The activists were charged with criminal damage and affray under terrorism laws. The trial of six of the accused began May 19, 2008, in the Laganside Courts in Belfast. Colm Bryce, Gary Donnelly, Kieran Gallagher, Michael Gallagher, Sean Heaton, Jimmy Kelly, Paddy McDaid and Eamonn O'Donnell were acquitted of all charges on June 11, with Eamonn McCann found guilty of the theft of two computer discs.

By 2013, the company received a Goal Achievement Award from the EPA for meeting certain greenhouse gas reduction targets that the company had set for itself.

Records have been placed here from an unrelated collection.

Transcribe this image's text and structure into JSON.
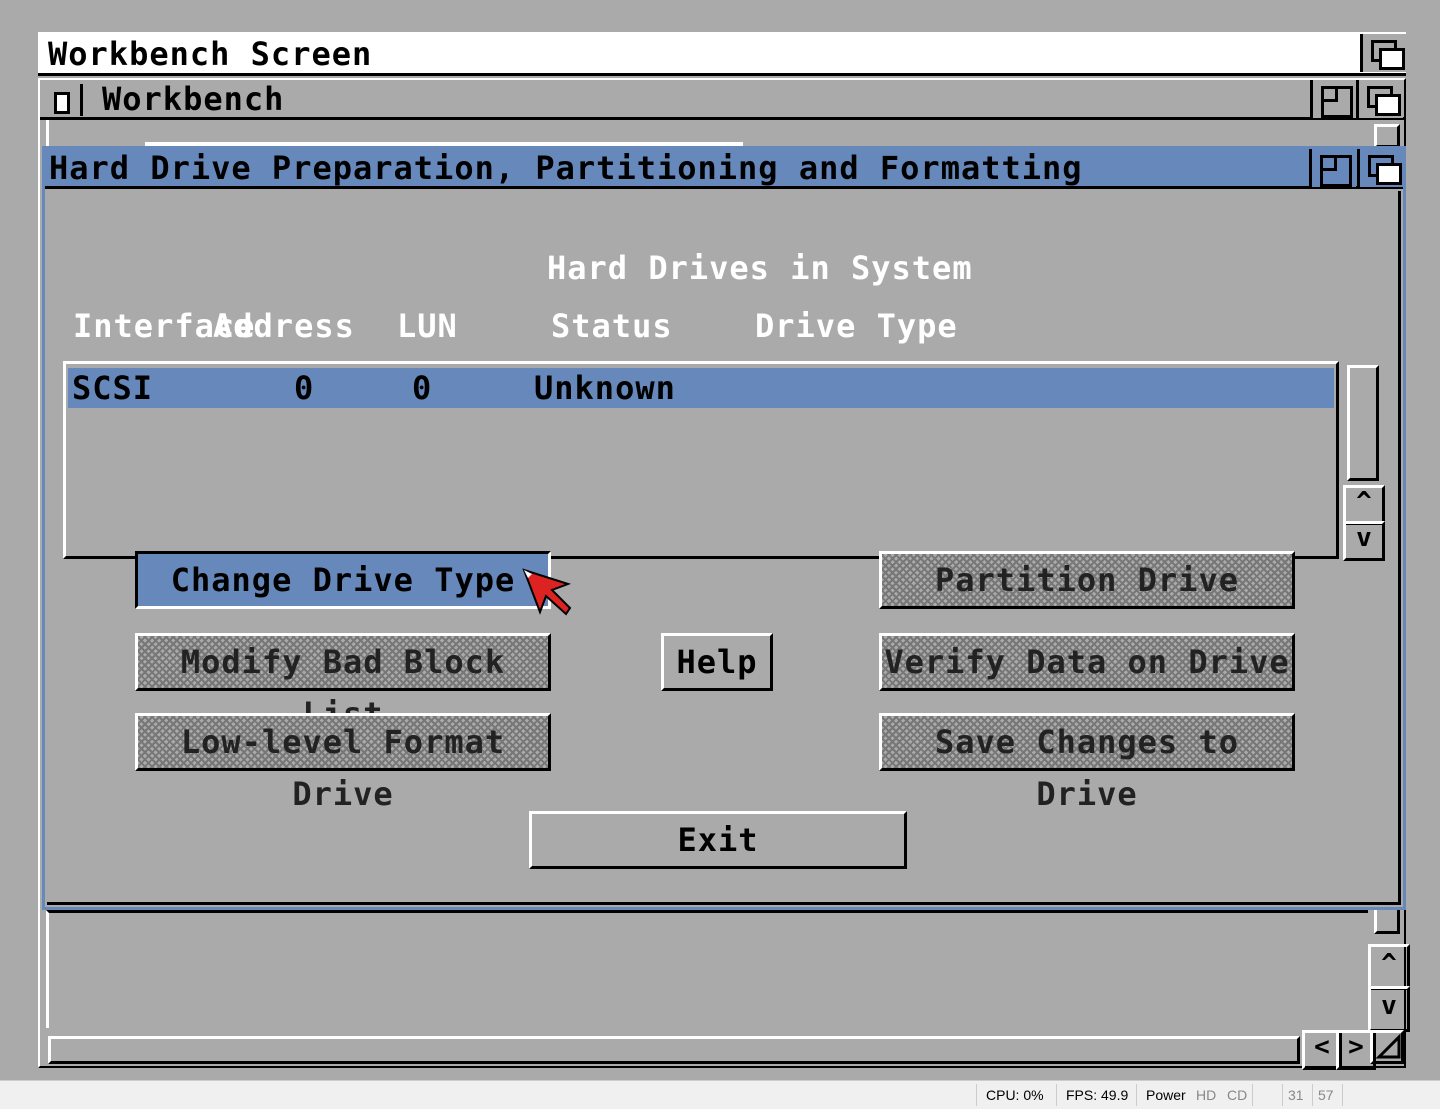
{
  "screen": {
    "title": "Workbench Screen"
  },
  "workbench_window": {
    "title": "Workbench"
  },
  "hd_window": {
    "title": "Hard Drive Preparation, Partitioning and Formatting",
    "list_title": "Hard Drives in System",
    "columns": {
      "interface": "Interface",
      "address": "Address",
      "lun": "LUN",
      "status": "Status",
      "drive_type": "Drive Type"
    },
    "drives": [
      {
        "interface": "SCSI",
        "address": "0",
        "lun": "0",
        "status": "Unknown",
        "drive_type": ""
      }
    ],
    "buttons": {
      "change_drive_type": "Change Drive Type",
      "modify_bad_block_list": "Modify Bad Block List",
      "low_level_format": "Low-level Format Drive",
      "help": "Help",
      "partition_drive": "Partition Drive",
      "verify_data": "Verify Data on Drive",
      "save_changes": "Save Changes to Drive",
      "exit": "Exit"
    },
    "colors": {
      "title_bar": "#6688bb",
      "background": "#aaaaaa",
      "highlight": "#6688bb"
    }
  },
  "scroll_arrows": {
    "up": "^",
    "down": "v",
    "left": "<",
    "right": ">"
  },
  "status_bar": {
    "cpu": "CPU: 0%",
    "fps": "FPS: 49.9",
    "power": "Power",
    "hd": "HD",
    "cd": "CD",
    "df0": "31",
    "df1": "57"
  }
}
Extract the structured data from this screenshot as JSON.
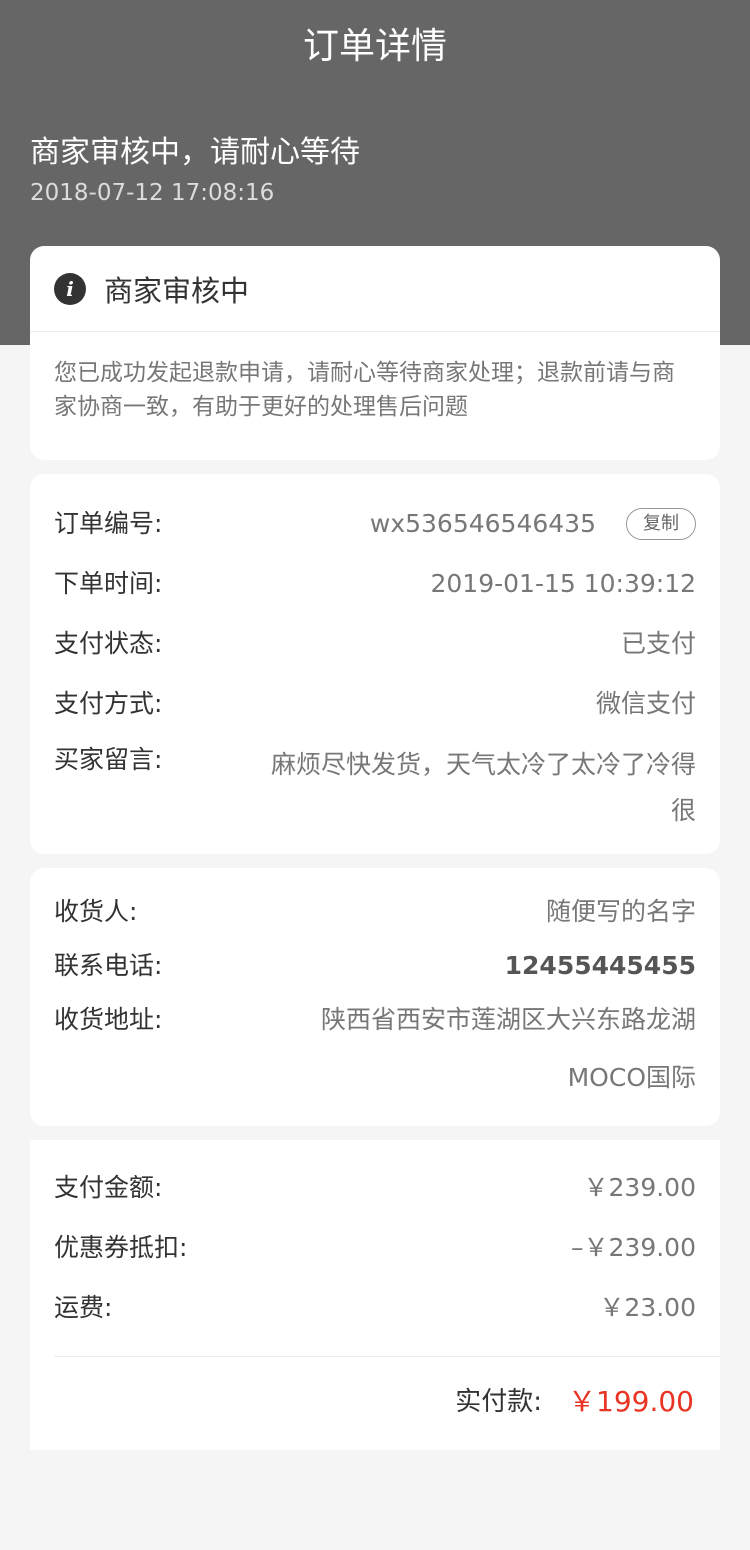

==Criminal and civil settlements==
On October 16, 2024, the U.S. Department of Justice (DOJ) reported that as a result of a whistle-blower instigated DOJ investigation, the Raytheon subsidiary of RTX was entering a three-year deferred prosecution agreement (DPA) over "a major... scheme" to defraud the U.S. government over the period of 2009 to 2020, and agreeing to pay over $950M in penalties. The agreement ended a criminal investigation in connection with accusations of defective pricing (overcharging on government contracts), foreign bribery, and schemes related to export controls. The penalties included $574 million to resolve their criminal civil liability—of which $428 million is a False Claims Act settlement "for knowingly failing to provide truthful certified cost and pricing data during negotiations on numerous government contracts" over the period in question, "in violation of the Truth in Negotiations Act"—and then a further $147 million as a criminal monetary penalty, and $111 million in victim compensation.